Roberta Kaplan, the renowned litigator who recently won the defining United States v. Windsor case to defeat the Defense of Marriage Act (DOMA), takes us behind the scenes of this gripping legal journey in her new book, Then Comes Marriage. Award-winning activist and scholar Lillian Faderman’s latest book, The Gay Revolution, begins in the 1950s, when the law classified gays and lesbians as criminals, then moves to the present to offer a sweeping account of the modern struggle for gay, lesbian, and trans rights. Following this summer’s landmark Supreme Court decision supporting gay marriage, hear from two of today’s most influential champions for equality.


Participant(s) Bio

Roberta Kaplan is a partner at Paul, Weiss, Rifkind, Wharton & Garrison and is litigating the case against Mississippi’s gay marriage ban. She lives in New York with her wife and son.

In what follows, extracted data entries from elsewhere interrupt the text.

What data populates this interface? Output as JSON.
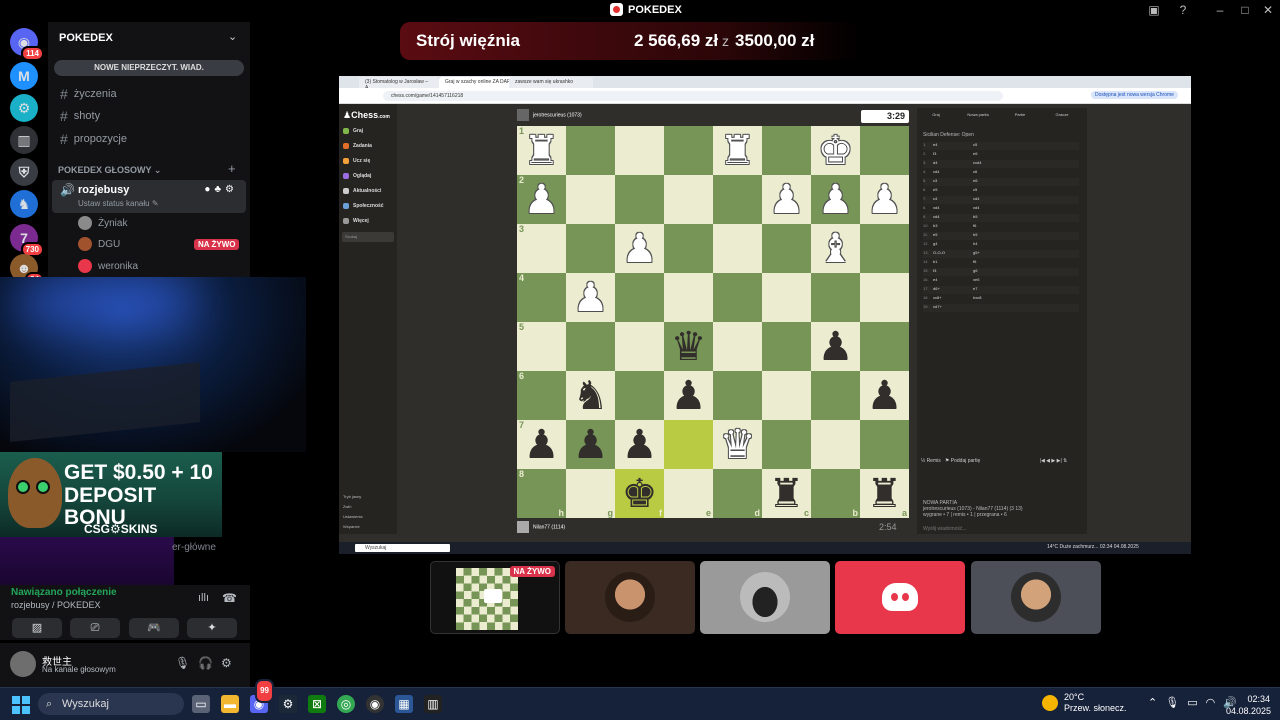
{
  "window": {
    "title": "POKEDEX"
  },
  "servers": [
    {
      "badge": "114",
      "color": "#5865f2"
    },
    {
      "badge": "",
      "color": "#1e90ff"
    },
    {
      "badge": "",
      "color": "#1ab0c8"
    },
    {
      "badge": "",
      "color": "#2f3136"
    },
    {
      "badge": "",
      "color": "#3a3c43"
    },
    {
      "badge": "",
      "color": "#1f6fd6"
    },
    {
      "badge": "730",
      "color": "#7b2a8f"
    },
    {
      "badge": "84",
      "color": "#8b5a2b"
    }
  ],
  "sidebar": {
    "server_name": "POKEDEX",
    "new_messages": "NOWE NIEPRZECZYT. WIAD.",
    "text_channels": [
      "życzenia",
      "shoty",
      "propozycje"
    ],
    "voice_category": "POKEDEX GŁOSOWY",
    "voice_channel": {
      "name": "rozjebusy",
      "status": "Ustaw status kanału"
    },
    "voice_users": [
      {
        "name": "Żyniak",
        "live": "NA ŻYWO"
      },
      {
        "name": "DGU",
        "live": ""
      },
      {
        "name": "weronika",
        "live": ""
      }
    ],
    "hidden_channel": "er-główne"
  },
  "ad": {
    "line1": "GET $0.50 + 10",
    "line2": "DEPOSIT BONU",
    "brand": "CSG⚙SKINS"
  },
  "voice_connection": {
    "status": "Nawiązano połączenie",
    "location": "rozjebusy / POKEDEX"
  },
  "user": {
    "name": "救世主",
    "status": "Na kanale głosowym"
  },
  "donation": {
    "title": "Strój więźnia",
    "amount": "2 566,69 zł",
    "separator": "z",
    "goal": "3500,00 zł"
  },
  "stream": {
    "tabs": [
      "(3) Stomatolog w Jarosław – A...",
      "Graj w szachy online ZA DARM...",
      "zawsze wam się ukrashko"
    ],
    "url": "chess.com/game/141457116218",
    "update_btn": "Dostępna jest nowa wersja Chrome",
    "chess_nav": [
      "Graj",
      "Zadania",
      "Ucz się",
      "Oglądaj",
      "Aktualności",
      "Społeczność",
      "Więcej"
    ],
    "chess_search": "Szukaj",
    "chess_footer": [
      "Tryb jasny",
      "Zwiń",
      "Ustawienia",
      "Wsparcie"
    ],
    "top_player": "jerotrescurieus (1073)",
    "top_clock": "3:29",
    "bottom_player": "Nilan77 (1114)",
    "bottom_clock": "2:54",
    "right_tabs": [
      "Graj",
      "Nowa partia",
      "Partie",
      "Gracze"
    ],
    "opening": "Sicilian Defense: Open",
    "moves": [
      [
        "1.",
        "e4",
        "c5"
      ],
      [
        "2.",
        "f3",
        "e6"
      ],
      [
        "3.",
        "d4",
        "cxd4"
      ],
      [
        "4.",
        "xd4",
        "c6"
      ],
      [
        "5.",
        "c3",
        "e6"
      ],
      [
        "6.",
        "e5",
        "c5"
      ],
      [
        "7.",
        "c4",
        "xd4"
      ],
      [
        "8.",
        "xd4",
        "xd4"
      ],
      [
        "9.",
        "xd4",
        "b5"
      ],
      [
        "10.",
        "b3",
        "f6"
      ],
      [
        "11.",
        "e5",
        "h5"
      ],
      [
        "12.",
        "g4",
        "h4"
      ],
      [
        "13.",
        "O-O-O",
        "g5+"
      ],
      [
        "14.",
        "b1",
        "f6"
      ],
      [
        "15.",
        "f3",
        "g6"
      ],
      [
        "16.",
        "e4",
        "xe5"
      ],
      [
        "17.",
        "d6+",
        "e7"
      ],
      [
        "18.",
        "xc8+",
        "hxc8"
      ],
      [
        "19.",
        "xd7+",
        ""
      ]
    ],
    "remis": "Remis",
    "resign": "Poddaj partię",
    "new_game_title": "NOWA PARTIA",
    "new_game_players": "jerotrescurieus (1073) - Nilan77 (1114) (3 13)",
    "new_game_score": "wygrane • 7 | remis • 1 | przegrana • 6",
    "chat_placeholder": "Wyślij wiadomość...",
    "taskbar_search": "Wyszukaj",
    "taskbar_right": "14°C Duże zachmurz...   02:34  04.08.2025",
    "ranks": [
      "1",
      "2",
      "3",
      "4",
      "5",
      "6",
      "7",
      "8"
    ],
    "files": [
      "h",
      "g",
      "f",
      "e",
      "d",
      "c",
      "b",
      "a"
    ],
    "board": [
      [
        "wR",
        "",
        "",
        "",
        "wR",
        "",
        "wK",
        ""
      ],
      [
        "wP",
        "",
        "",
        "",
        "",
        "wP",
        "wP",
        "wP"
      ],
      [
        "",
        "",
        "wP",
        "",
        "",
        "",
        "wB",
        ""
      ],
      [
        "",
        "wP",
        "",
        "",
        "",
        "",
        "",
        ""
      ],
      [
        "",
        "",
        "",
        "bQ",
        "",
        "",
        "bP",
        ""
      ],
      [
        "",
        "bN",
        "",
        "bP",
        "",
        "",
        "",
        "bP"
      ],
      [
        "bP",
        "bP",
        "bP",
        "",
        "wQ",
        "",
        "",
        ""
      ],
      [
        "",
        "",
        "bK",
        "",
        "",
        "bR",
        "",
        "bR"
      ]
    ]
  },
  "tiles": [
    {
      "live": "NA ŻYWO"
    }
  ],
  "taskbar": {
    "search": "Wyszukaj",
    "discord_badge": "99",
    "weather_temp": "20°C",
    "weather_desc": "Przew. słonecz.",
    "time": "02:34",
    "date": "04.08.2025"
  }
}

Lillian Faderman is an internationally known scholar of lesbian history and literature, as well as ethnic history and literature. Among her many honors are six Lambda Literary Awards, two American Library Association Awards, and several lifetime achievement awards for scholarship. She is the author of The Gay Revolution and the New York Times Notable Books, Surpassing the Love of Men and Odd Girls and Twilight Lovers.